If a concensus forms, I just have to click on that area using the mouse (quite invisible to the audience if I'm at the Powerbook or use the Salling Clicker mouse option), and the hyperlink will take me to the Keynote slide featuring that part in greater detail.
Somewhere on that specific slide is another hyperlink taking me back to the original picture of the plane, ready to do it again with another part. These specific slides of course are placed after the final slide so we don't have to go through them again as we progress through the stack. But you are then reliant on the hyperlink feature. (Let me add that Powepoint with its macro features has had something similar for quite some time.)
And be warned. My trials of Keynote 3 suggest hyperlinks still do not work in Presenter mode, only in mirrored mode, which kind of defeats the purpose. Perhaps in Keynote 4...
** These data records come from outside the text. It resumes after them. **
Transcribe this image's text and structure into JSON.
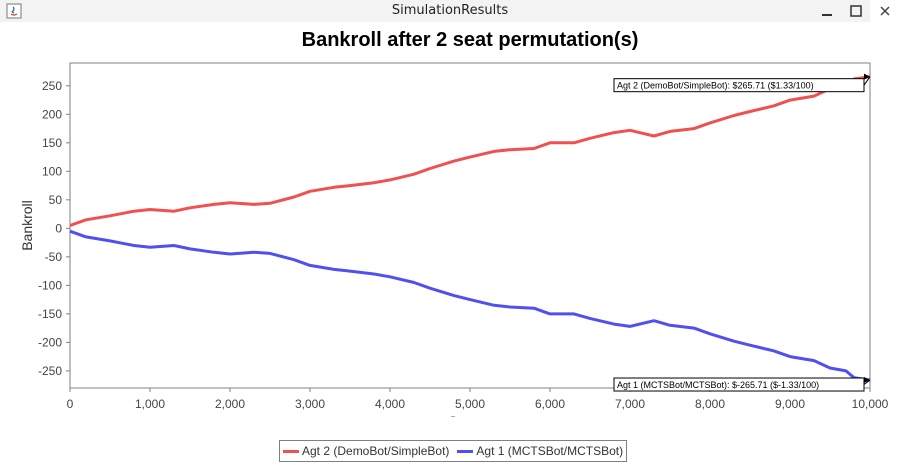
{
  "window": {
    "title": "SimulationResults",
    "icon": "java-icon",
    "controls": [
      "minimize",
      "maximize",
      "close"
    ]
  },
  "colors": {
    "agt2": "#f05050",
    "agt1": "#5050f0",
    "grid": "#ffffff",
    "plot_bg": "#ffffff"
  },
  "chart_data": {
    "type": "line",
    "title": "Bankroll after 2 seat permutation(s)",
    "xlabel": "Games",
    "ylabel": "Bankroll",
    "xlim": [
      0,
      10000
    ],
    "ylim": [
      -280,
      290
    ],
    "x_ticks": [
      0,
      1000,
      2000,
      3000,
      4000,
      5000,
      6000,
      7000,
      8000,
      9000,
      10000
    ],
    "x_tick_labels": [
      "0",
      "1,000",
      "2,000",
      "3,000",
      "4,000",
      "5,000",
      "6,000",
      "7,000",
      "8,000",
      "9,000",
      "10,000"
    ],
    "y_ticks": [
      250,
      200,
      150,
      100,
      50,
      0,
      -50,
      -100,
      -150,
      -200,
      -250
    ],
    "y_tick_labels": [
      "250",
      "200",
      "150",
      "100",
      "50",
      "0",
      "-50",
      "-100",
      "-150",
      "-200",
      "-250"
    ],
    "legend_position": "bottom",
    "series": [
      {
        "name": "Agt 2 (DemoBot/SimpleBot)",
        "color": "#f05050",
        "end_label": "Agt 2 (DemoBot/SimpleBot): $265.71 ($1.33/100)",
        "x": [
          0,
          200,
          500,
          800,
          1000,
          1300,
          1500,
          1800,
          2000,
          2300,
          2500,
          2800,
          3000,
          3300,
          3500,
          3800,
          4000,
          4300,
          4500,
          4800,
          5000,
          5300,
          5500,
          5800,
          6000,
          6300,
          6500,
          6800,
          7000,
          7300,
          7500,
          7800,
          8000,
          8300,
          8500,
          8800,
          9000,
          9300,
          9500,
          9700,
          9800,
          10000
        ],
        "values": [
          5,
          15,
          22,
          30,
          33,
          30,
          36,
          42,
          45,
          42,
          44,
          55,
          65,
          72,
          75,
          80,
          85,
          95,
          105,
          118,
          125,
          135,
          138,
          140,
          150,
          150,
          158,
          168,
          172,
          162,
          170,
          175,
          185,
          198,
          205,
          215,
          225,
          232,
          245,
          250,
          262,
          266
        ]
      },
      {
        "name": "Agt 1 (MCTSBot/MCTSBot)",
        "color": "#5050f0",
        "end_label": "Agt 1 (MCTSBot/MCTSBot): $-265.71 ($-1.33/100)",
        "x": [
          0,
          200,
          500,
          800,
          1000,
          1300,
          1500,
          1800,
          2000,
          2300,
          2500,
          2800,
          3000,
          3300,
          3500,
          3800,
          4000,
          4300,
          4500,
          4800,
          5000,
          5300,
          5500,
          5800,
          6000,
          6300,
          6500,
          6800,
          7000,
          7300,
          7500,
          7800,
          8000,
          8300,
          8500,
          8800,
          9000,
          9300,
          9500,
          9700,
          9800,
          10000
        ],
        "values": [
          -5,
          -15,
          -22,
          -30,
          -33,
          -30,
          -36,
          -42,
          -45,
          -42,
          -44,
          -55,
          -65,
          -72,
          -75,
          -80,
          -85,
          -95,
          -105,
          -118,
          -125,
          -135,
          -138,
          -140,
          -150,
          -150,
          -158,
          -168,
          -172,
          -162,
          -170,
          -175,
          -185,
          -198,
          -205,
          -215,
          -225,
          -232,
          -245,
          -250,
          -262,
          -266
        ]
      }
    ]
  }
}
One more keyboard tip: Go into View->Rehearse Slide Show, a new KN3 feature, to allow you to practise as if you had an external monitor or data projector, and see what happens when you hit the H key. This is the Hide key which will remove Keynote from the second monitor, much in the way Expose works. The Keynote icon in the Dock now gets a green arrow icon attached to it, and you can use and display your Mac to show Safari, or Preview or whatever - the default app shown is the last one used. Hit the Keynote dock icon, or H again, and the show is on the road once more.
So to wrap it all up:
Yay that for some people iWork is not the disappointment in sales in seemed to be. Despite Office having 95% of the market, and no doubt even higher when in comes to presentations (the same survey showed iWork market share for Macs only was under 20%), this is good news for Keynote users.
Why?
Because more than 95% of presenters are still using Powerpoint! And you can take a wild guess how many are using it badly. (Good news if you present, bad news if you attend conferences or presentations).
I don't care about iWork's market share.
I know it has enough of a following that there exists now a cottage industry which supplies templates and special effects of an outstanding quality;
there is an active official discussion group on Apple's discussion boards, and one hosted over on Yahoo;
Apple appears to be embracing Keynote with all the goodies found in its other native apps like iLife,
and above all,
Steve Jobs still appears to be using it (although I think he will pare back his use of 3-D charts. He'll leave that to Bill Gates I think and the next version of Powerpoint 12 and Vista - and that's one person who would do well to speak behind a lecturn so as not to appear as Homer Simpson's boss Mr. Burns when he presents).